Erica Cristina

Lúpus Eritematoso Sistêmico

Lúpus Eritematoso Sistêmico

Por Erica Cristina Tazinaffo - Fisioterapeuta

Por Erica Cristina Tazinaffo - Fisioterapeuta

Publicada há 9 anos

Lúpus Eritematoso Sistêmico (LES) é uma doença autoimune, multissistêmica, caracterizada por hiperatividade do sistema imunológico e pela produção de anticorpos.


De etiologia não totalmente esclarecida, o desenvolvimento da doença está relacionado a fatores genéticos, hormonais, ambientais e estresse psicológico, sendo que este último fator é considerado pelos pesquisadores, como importante desencadeador da patologia e de suas agudizações.


O LES pode afetar vários órgãos, sendo que as articulações, a pele e os rins são os mais comprometidos.


Pode atingir ainda o sistema cardíaco, o pulmonar, o neuropsiquiátrico, o gastrointestinal e o hematológico. O tratamento deve ser individualizado para cada paciente, dependendo dos órgãos ou dos sistemas comprometidos e da gravidade dos sintomas.

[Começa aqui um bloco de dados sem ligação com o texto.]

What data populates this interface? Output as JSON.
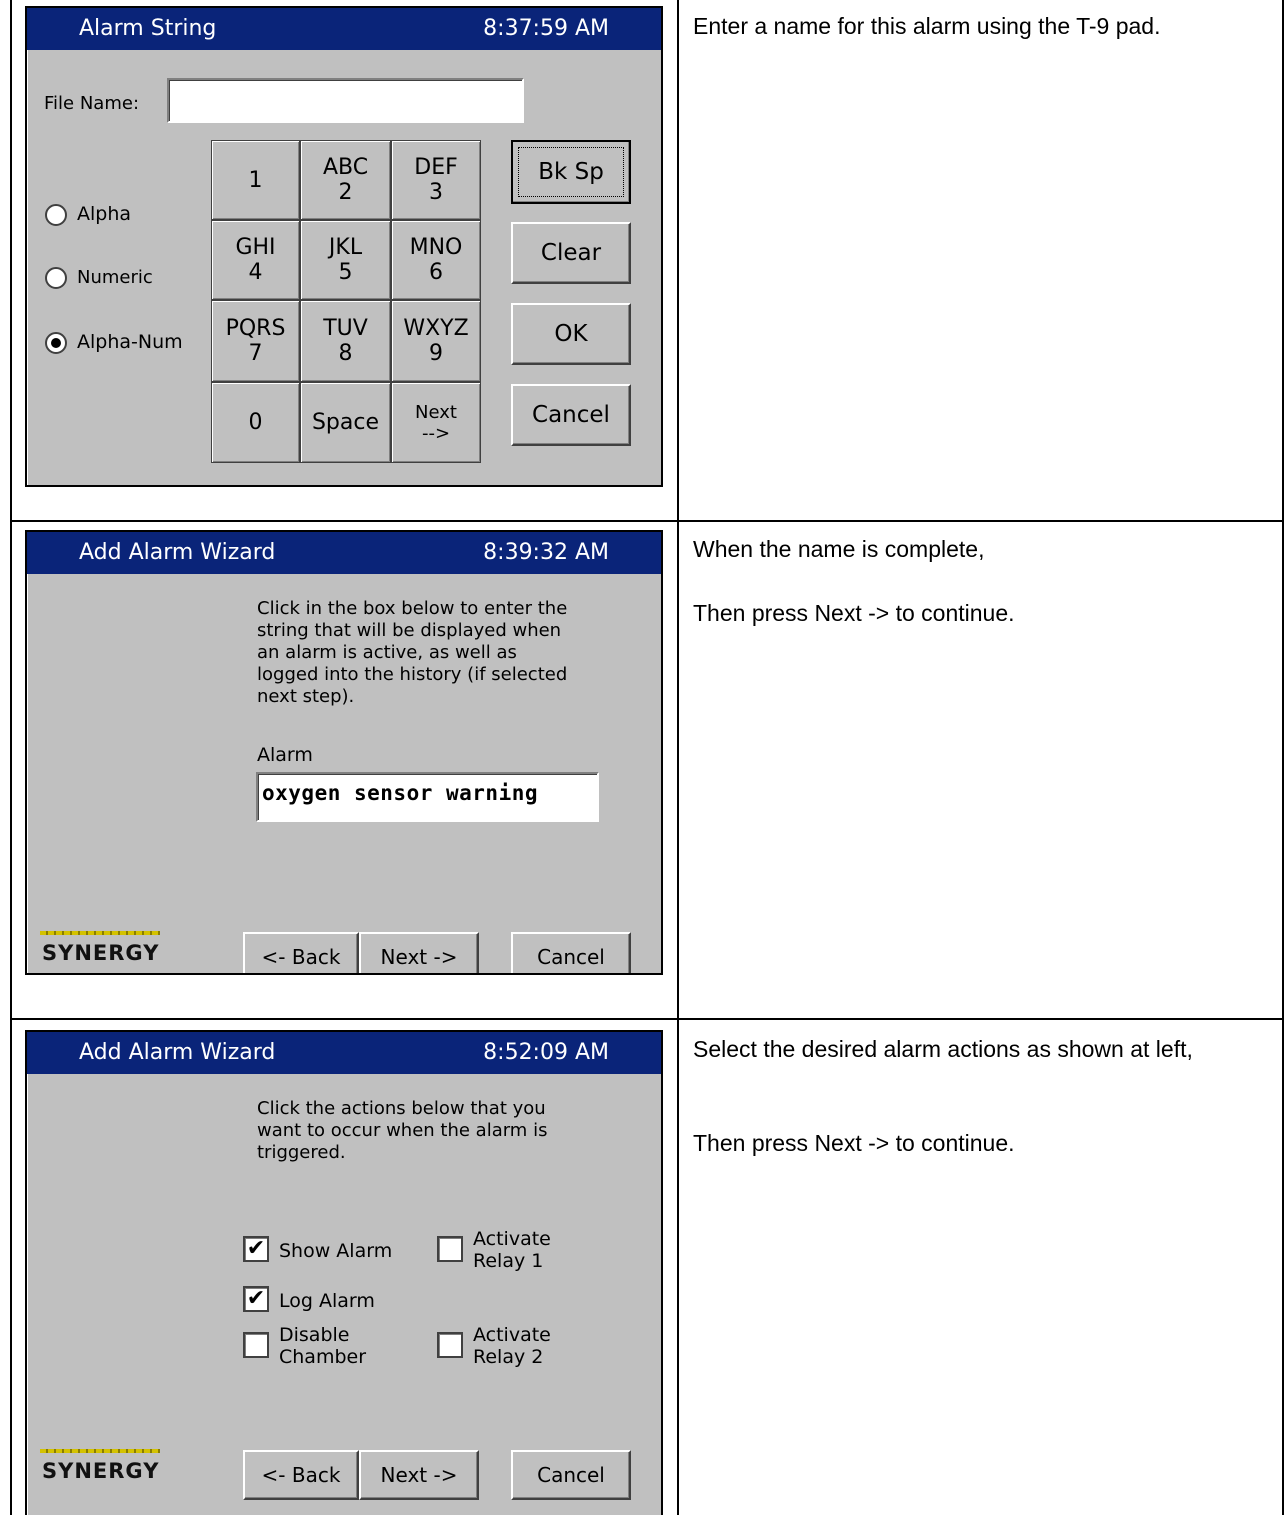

Os sintomas constitucionais (febre, mal-estar, fadiga, perda de peso): mais comummente fadiga e febre de baixo grau, Dores nas articulações (artralgia), Artrite (articulações inflamadas), Erupções cutâneas, Envolvimento pulmonar (sintomas incluem: dor no peito, dificuldade em respirar e tosse), Anemia, Envolvimento dos rins (nefrite lúpica), Sensibilidade ao sol ou luz (fotossensibilidade), Perda de cabelo, Convulsões, Dores de cabeça, Úlceras na boca, nariz ou vaginal.


O tratamento médico para o LES assenta sobretudo na terapia medicamentosa e é baseado nos sintomas dos pacientes e no envolvimento sistémico.


O Fisioterapeuta pode desempenhar um papel importante para os pacientes com LES durante e entre os períodos mais agudos da doença. A necessidade do paciente para a terapia física irá variar muito, dependendo dos sistemas implicados.

Educação: É essencial para os pacientes com lesões de pele terem uma educação apropriada sobre a melhor maneira de cuidar da sua pele e garantir que não experimentam lesões adicionais da pele.


Exercício aeróbio: Um dos sintomas mais comuns que os pacientes com LES experienciam é a fadiga generalizada que pode limitar suas atividades ao longo do dia. Num estudo de Tench e col, foi determinado que programas de exercícios aeróbios são mais bem sucedidos do que técnicas de relaxamento na diminuição dos níveis de fadiga dos pacientes com LES. O programa de exercício aeróbio consistiu em 30-50 minutos de atividade aeróbia (caminhada / natação / ciclismo), com uma frequência cardíaca correspondente a 60% do VO2máx. Um outro estudo concluiu que tanto o exercício aeróbio como exercícios de amplitude de movimento/fortalecimento muscular podem aumentar o nível de energia, a aptidão cardiovascular, a capacidade funcional e a força muscular em pacientes com LES.

Conservação de Energia: O Fisioterapeuta pode educar os pacientes sobre as técnicas adequadas de conservação de energia e as melhores formas de proteger as articulações que são suscetíveis a danos.


Para além disso, fisioterapeutas e pacientes com LES devem estar alerta para sinais e sintomas que sugerem uma progressão do LES, incluindo aqueles associados com necrose avascular, envolvimento renal e neurológico.